Cameron Gillie Bio
Cameron Gillie’s true passion in photography is documenting the wonders of the natural world.
In Cameron’s childhood days, before careers, bills and mortgages, he was drawn to the woods on his family’s farm, exploring the Two Rivers in Northern Minnesota. His first roll of film was shot was with his father’s antique Kodak Brownie while walking the frozen riverbed that ran through their backyard in rural northern Minnesota.
From that start, career pursuits took Cameron Gillie to the Colorado Institute of Art to earn a degree in photography and his first newspaper job at the Greeley Tribune. From there he moved to Naples, Florida to work at the Naples Daily News, where the Everglades sparked Cameron’s inspiration to explore nature again. His first big project at the Naples Daily News was to canoe the “Wilderness Waterway” to commemorate the 50th anniversary of Everglades National Park. That 100-mile, eight-day wilderness trip started what would become an infatuation with this remarkable place.
Many stories and trips after that one, Cameron Gillie started a personal project, “Waterscapes.” Inspired by photographers like Clyde Butcher and Jim Brandenburg, he worked tirelessly on vacations, weekends and after work to develop his own style of nature photography.
Meeting his future wife, Nazan, while on an assignment in Louisiana prompted him to move to Louisiana to start his own freelance business.
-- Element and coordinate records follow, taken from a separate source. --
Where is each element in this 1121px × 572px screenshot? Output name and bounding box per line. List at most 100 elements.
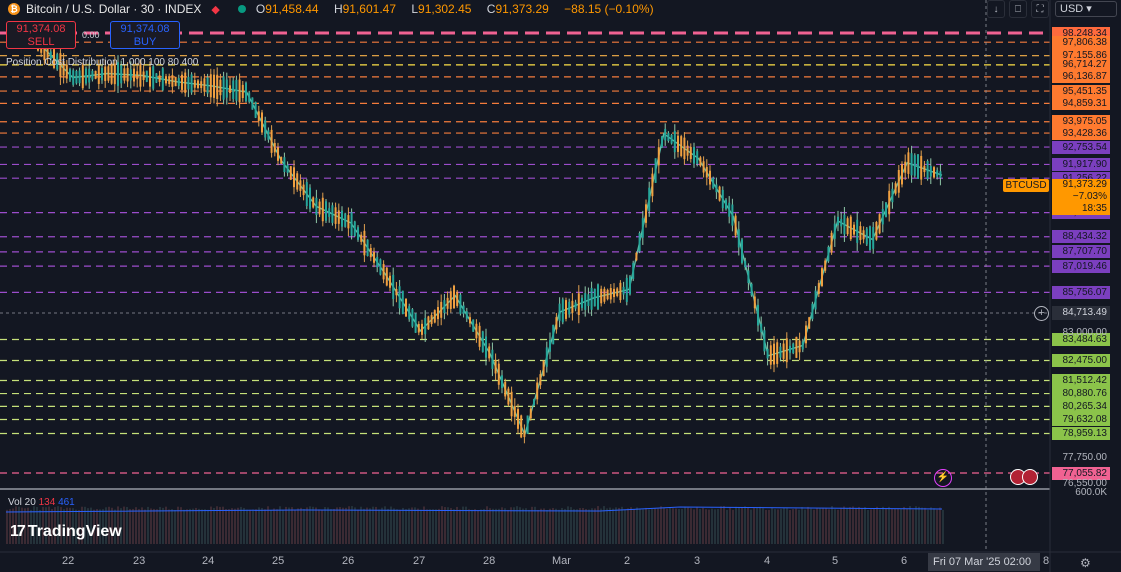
buy-price: 91,374.08 xyxy=(120,23,170,35)
candle-body xyxy=(376,257,379,268)
candle-body xyxy=(689,146,692,159)
volume-bar xyxy=(681,508,683,544)
candle-body xyxy=(414,313,417,333)
bitcoin-icon: ₿ xyxy=(8,3,20,15)
volume-bar xyxy=(360,506,362,544)
level-label: 91,917.90 xyxy=(1052,157,1110,171)
volume-bar xyxy=(561,507,563,544)
volume-bar xyxy=(636,507,638,544)
candle-body xyxy=(209,74,212,98)
candle-body xyxy=(597,284,599,310)
candle-body xyxy=(485,336,487,358)
candle-body xyxy=(725,199,727,210)
spread-value: 0.00 xyxy=(82,30,100,40)
candle-body xyxy=(750,283,753,296)
settings-icon[interactable]: ⚙ xyxy=(1080,556,1091,570)
volume-legend[interactable]: Vol 20 134 461 xyxy=(8,497,75,508)
price-chart[interactable] xyxy=(0,0,1121,572)
candle-body xyxy=(277,147,279,161)
volume-bar xyxy=(585,509,587,544)
volume-label: Vol 20 xyxy=(8,497,36,508)
volume-bar xyxy=(918,506,920,544)
candle-body xyxy=(830,232,833,253)
volume-bar xyxy=(291,507,293,544)
current-price-box: 91,373.29 −7.03% 18:35 xyxy=(1052,179,1110,215)
level-label: 88,434.32 xyxy=(1052,230,1110,244)
candle-body xyxy=(747,270,750,284)
fullscreen-icon[interactable]: ⛶ xyxy=(1031,0,1049,18)
volume-bar xyxy=(615,507,617,544)
volume-bar xyxy=(216,506,218,544)
volume-bar xyxy=(249,509,251,544)
volume-bar xyxy=(333,508,335,544)
candle-body xyxy=(654,158,657,183)
symbol-title[interactable]: Bitcoin / U.S. Dollar · 30 · INDEX xyxy=(26,2,201,16)
candle-body xyxy=(369,248,372,258)
volume-bar xyxy=(285,506,287,544)
chart-background xyxy=(0,0,1050,572)
candle-body xyxy=(705,167,708,178)
indicator-legend[interactable]: Position Cost Distribution 1,000 100 80 … xyxy=(6,57,198,68)
candle-body xyxy=(472,319,475,332)
time-axis-tick: 4 xyxy=(764,555,771,567)
volume-bar xyxy=(789,509,791,544)
volume-bar xyxy=(321,509,323,544)
volume-bar xyxy=(372,506,374,544)
volume-bar xyxy=(150,508,152,544)
crosshair-date-label: Fri 07 Mar '25 02:00 xyxy=(928,553,1040,571)
volume-bar xyxy=(720,506,722,544)
candle-body xyxy=(174,76,177,87)
candle-body xyxy=(593,288,596,307)
volume-bar xyxy=(495,508,497,544)
candle-body xyxy=(929,165,932,177)
candle-body xyxy=(728,202,731,217)
level-label: 82,475.00 xyxy=(1052,353,1110,367)
candle-body xyxy=(88,68,91,83)
volume-bar xyxy=(828,509,830,544)
candle-body xyxy=(827,246,830,262)
time-axis-tick: 24 xyxy=(202,555,215,567)
time-axis-tick: 25 xyxy=(272,555,285,567)
tradingview-logo[interactable]: 17 TradingView xyxy=(10,523,122,541)
volume-bar xyxy=(201,509,203,544)
candle-body xyxy=(305,182,308,207)
us-flag-icon[interactable] xyxy=(1022,469,1038,485)
candle-body xyxy=(526,415,529,434)
volume-bar xyxy=(510,507,512,544)
candle-body xyxy=(465,311,468,319)
candle-body xyxy=(347,215,350,229)
candle-body xyxy=(817,283,820,294)
current-change: −7.03% xyxy=(1072,191,1107,202)
candle-body xyxy=(510,391,513,417)
candle-body xyxy=(286,164,289,173)
volume-bar xyxy=(921,507,923,544)
volume-bar xyxy=(816,508,818,544)
candle-body xyxy=(222,76,225,100)
text-icon[interactable]: ⎕ xyxy=(1009,0,1027,18)
volume-bar xyxy=(885,508,887,544)
download-icon[interactable]: ↓ xyxy=(987,0,1005,18)
buy-button[interactable]: 91,374.08 BUY xyxy=(110,21,180,49)
lightning-icon[interactable]: ⚡ xyxy=(934,469,952,487)
flag-icon[interactable]: ◆ xyxy=(211,3,219,16)
add-alert-icon[interactable]: + xyxy=(1034,306,1049,321)
candle-body xyxy=(686,145,689,156)
candle-body xyxy=(670,134,673,144)
candle-body xyxy=(81,64,84,89)
candle-body xyxy=(731,204,734,226)
candle-body xyxy=(904,161,907,173)
candle-body xyxy=(177,78,180,86)
candle-body xyxy=(459,294,462,314)
volume-bar xyxy=(300,507,302,544)
volume-bar xyxy=(144,509,146,544)
volume-bar xyxy=(336,507,338,544)
candle-body xyxy=(808,317,811,329)
currency-select[interactable]: USD ▾ xyxy=(1055,1,1117,17)
candle-body xyxy=(859,226,862,241)
candle-body xyxy=(318,201,321,215)
volume-axis-tick: 600.0K xyxy=(1075,487,1107,498)
volume-bar xyxy=(756,507,758,544)
volume-bar xyxy=(483,508,485,544)
sell-button[interactable]: 91,374.08 SELL xyxy=(6,21,76,49)
candle-body xyxy=(408,306,411,320)
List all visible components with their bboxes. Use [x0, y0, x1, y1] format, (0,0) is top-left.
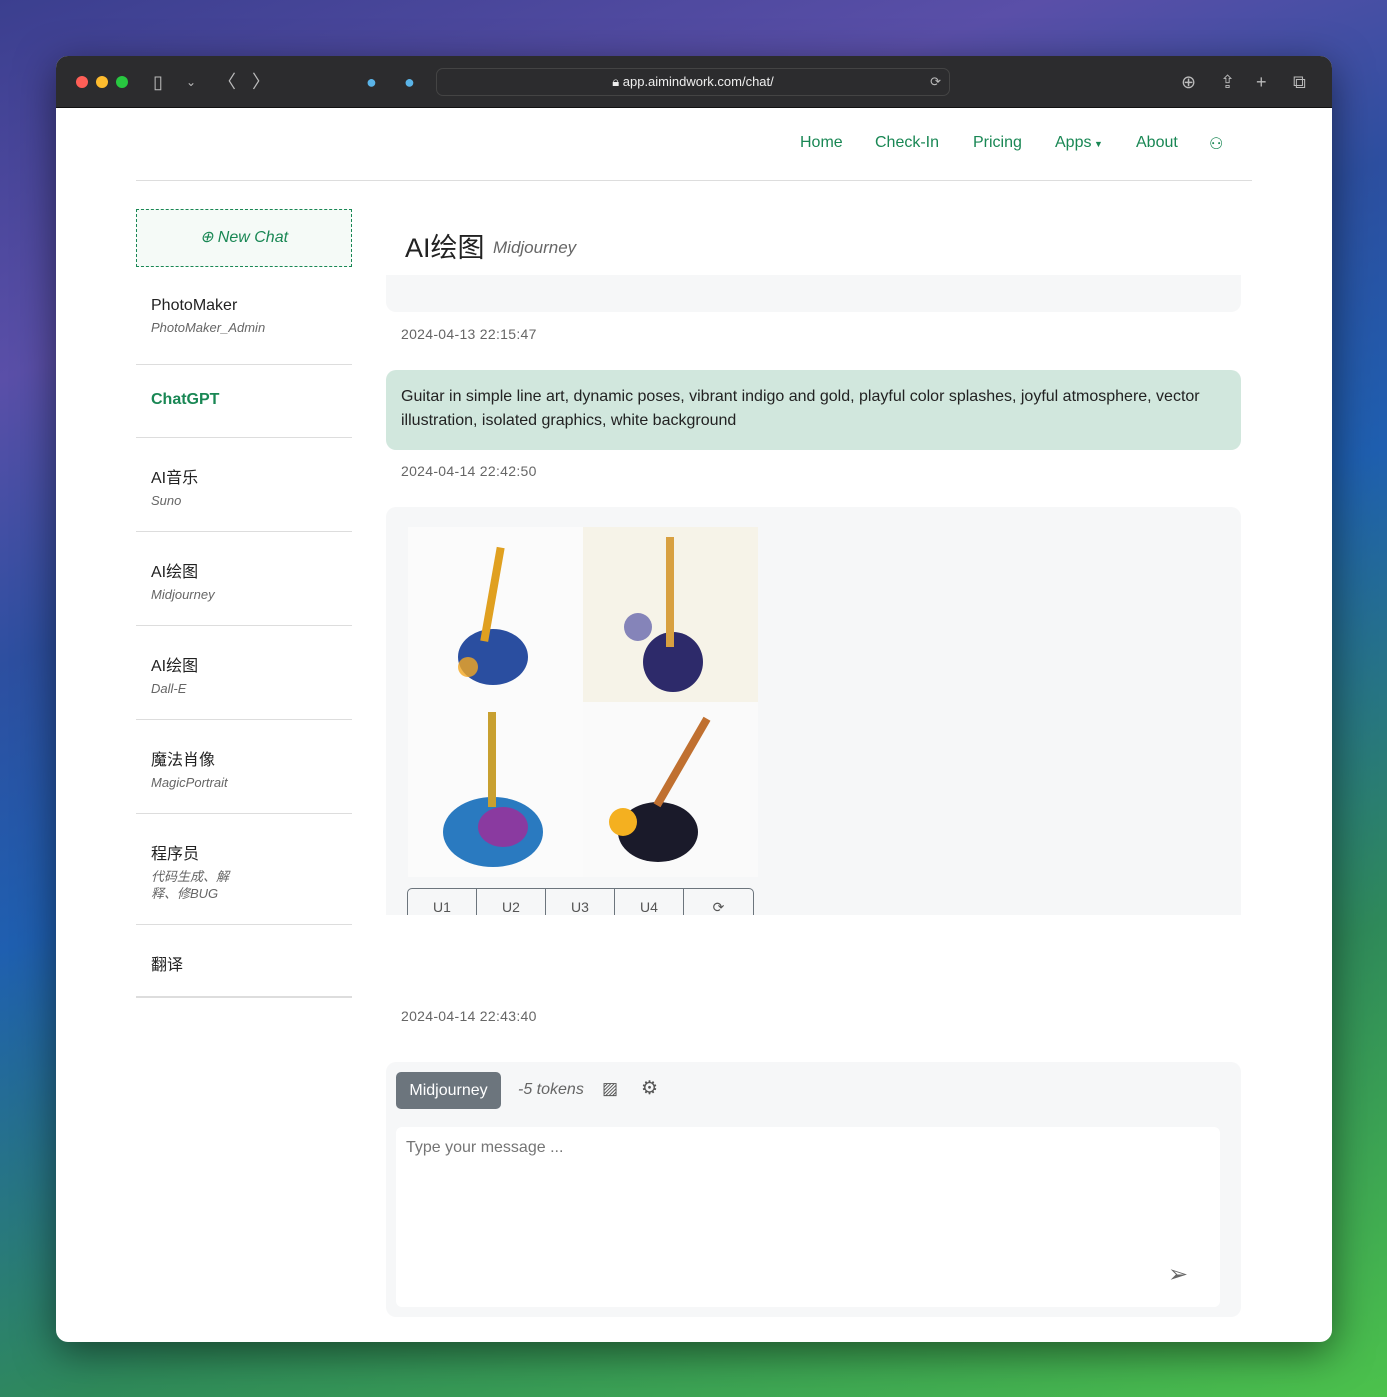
back-icon[interactable]: 〈 — [218, 70, 236, 94]
new-chat-button[interactable]: ⊕ New Chat — [136, 209, 352, 267]
page-title: AI绘图 — [405, 233, 485, 263]
message-input[interactable] — [396, 1127, 1220, 1307]
item-title: 魔法肖像 — [151, 752, 216, 769]
timestamp: 2024-04-13 22:15:47 — [401, 326, 537, 342]
chevron-down-icon[interactable]: ⌄ — [186, 70, 196, 94]
item-subtitle: Suno — [151, 493, 182, 508]
settings-gear-icon[interactable]: ⚙ — [641, 1077, 658, 1100]
plus-circle-icon: ⊕ — [199, 229, 218, 246]
sidebar-item-magic-portrait[interactable]: 魔法肖像 MagicPortrait — [136, 720, 352, 814]
forward-icon[interactable]: 〉 — [252, 70, 270, 94]
zoom-button[interactable] — [116, 76, 128, 88]
sidebar-icon[interactable]: ▯ — [153, 70, 163, 94]
item-title: 程序员 — [151, 846, 200, 863]
sidebar-item-programmer[interactable]: 程序员代码生成、解释、修BUG — [136, 814, 352, 925]
page-subtitle: Midjourney — [493, 238, 577, 257]
item-title: ChatGPT — [151, 391, 220, 408]
refresh-button[interactable]: ⟳ — [684, 889, 753, 915]
composer: Midjourney -5 tokens ▨ ⚙ ➢ — [386, 1062, 1241, 1317]
image-upload-icon[interactable]: ▨ — [602, 1079, 618, 1099]
timestamp: 2024-04-14 22:42:50 — [401, 463, 537, 479]
item-subtitle: Dall-E — [151, 681, 187, 696]
timestamp: 2024-04-14 22:43:40 — [401, 1008, 537, 1024]
sidebar-item-ai-midjourney[interactable]: AI绘图 Midjourney — [136, 532, 352, 626]
item-title: AI绘图 — [151, 564, 199, 581]
item-title: AI音乐 — [151, 470, 199, 487]
close-button[interactable] — [76, 76, 88, 88]
sidebar-item-ai-music[interactable]: AI音乐 Suno — [136, 438, 352, 532]
browser-window: ▯ ⌄ 〈 〉 ● ● 🔒︎ app.aimindwork.com/chat/ … — [56, 56, 1332, 1342]
item-title: AI绘图 — [151, 658, 199, 675]
u3-button[interactable]: U3 — [546, 889, 615, 915]
new-tab-icon[interactable]: + — [1256, 70, 1267, 94]
u1-button[interactable]: U1 — [408, 889, 477, 915]
sidebar-item-ai-dalle[interactable]: AI绘图 Dall-E — [136, 626, 352, 720]
generated-image-grid[interactable] — [408, 527, 758, 877]
upscale-buttons: U1 U2 U3 U4 ⟳ — [407, 888, 754, 915]
item-subtitle: 代码生成、解释、修BUG — [151, 869, 230, 901]
minimize-button[interactable] — [96, 76, 108, 88]
sidebar-item-chatgpt[interactable]: ChatGPT — [136, 365, 352, 438]
item-subtitle: MagicPortrait — [151, 775, 228, 790]
new-chat-label: New Chat — [217, 229, 289, 246]
send-icon[interactable]: ➢ — [1168, 1260, 1188, 1289]
sidebar: ⊕ New Chat PhotoMaker PhotoMaker_Admin Ch… — [136, 209, 352, 998]
item-subtitle: PhotoMaker_Admin — [151, 320, 266, 335]
item-subtitle: Midjourney — [151, 587, 215, 602]
refresh-icon: ⟳ — [712, 899, 725, 915]
image-result-card: U1U2U3U4⟳ V1V2V3V4 — [386, 507, 1241, 915]
page-header: AI绘图 Midjourney — [386, 220, 1242, 275]
previous-image-card: V1V2V3V4 — [386, 275, 1241, 312]
extension-icon[interactable]: ● — [366, 70, 377, 94]
item-title: 翻译 — [151, 957, 184, 974]
user-prompt-message: Guitar in simple line art, dynamic poses… — [386, 370, 1241, 450]
message-list[interactable]: V1V2V3V4 2024-04-13 22:15:47 Guitar in s… — [386, 275, 1242, 915]
item-title: PhotoMaker — [151, 297, 238, 314]
chat-panel: V1V2V3V4 2024-04-13 22:15:47 Guitar in s… — [386, 56, 1242, 1342]
u2-button[interactable]: U2 — [477, 889, 546, 915]
u4-button[interactable]: U4 — [615, 889, 684, 915]
sidebar-item-translate[interactable]: 翻译 — [136, 925, 352, 998]
token-cost: -5 tokens — [518, 1081, 584, 1098]
sidebar-item-photomaker[interactable]: PhotoMaker PhotoMaker_Admin — [136, 267, 352, 365]
tabs-icon[interactable]: ⧉ — [1293, 70, 1306, 94]
model-button[interactable]: Midjourney — [396, 1072, 501, 1109]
The couple have now relocated to Madison, Wisconsin, where Cameron my has refocused his attention on nature photography and fine art photography and participates in art fairs around Wisconsin, the Midwest and Florida.
As a photojournalist Cameron has photographed countless subjects on four continents in activities ranging from everyday life, professional sports, riots and weddings. He has now come full circle to that day his father loaded a roll of film in that old Brownie and Cameron trudged through the snow photographing the river behind his house. He is back photographing quiet places that renew the soul.
Cameron Gillie found himself wanting to push his photography to another level at art fairs. He undertook a new project, taking photographs with nothing but a pinhole camera. The goal was to do something no one else in the country was presenting at art fairs. Cameron wanted to see if he could eventually participate in art fairs exclusively with pinhole photography. After a year of building a portfolio of pinhole photography, he applied to the Lakefront Festival of Art at the Milwaukee Museum of Art. Lakefront is one of the most prestigious art fairs in the country and was his first acceptance to an art fair with pinhole photography! Since then Cameron has been honored with numerous awards for his pinhole photography.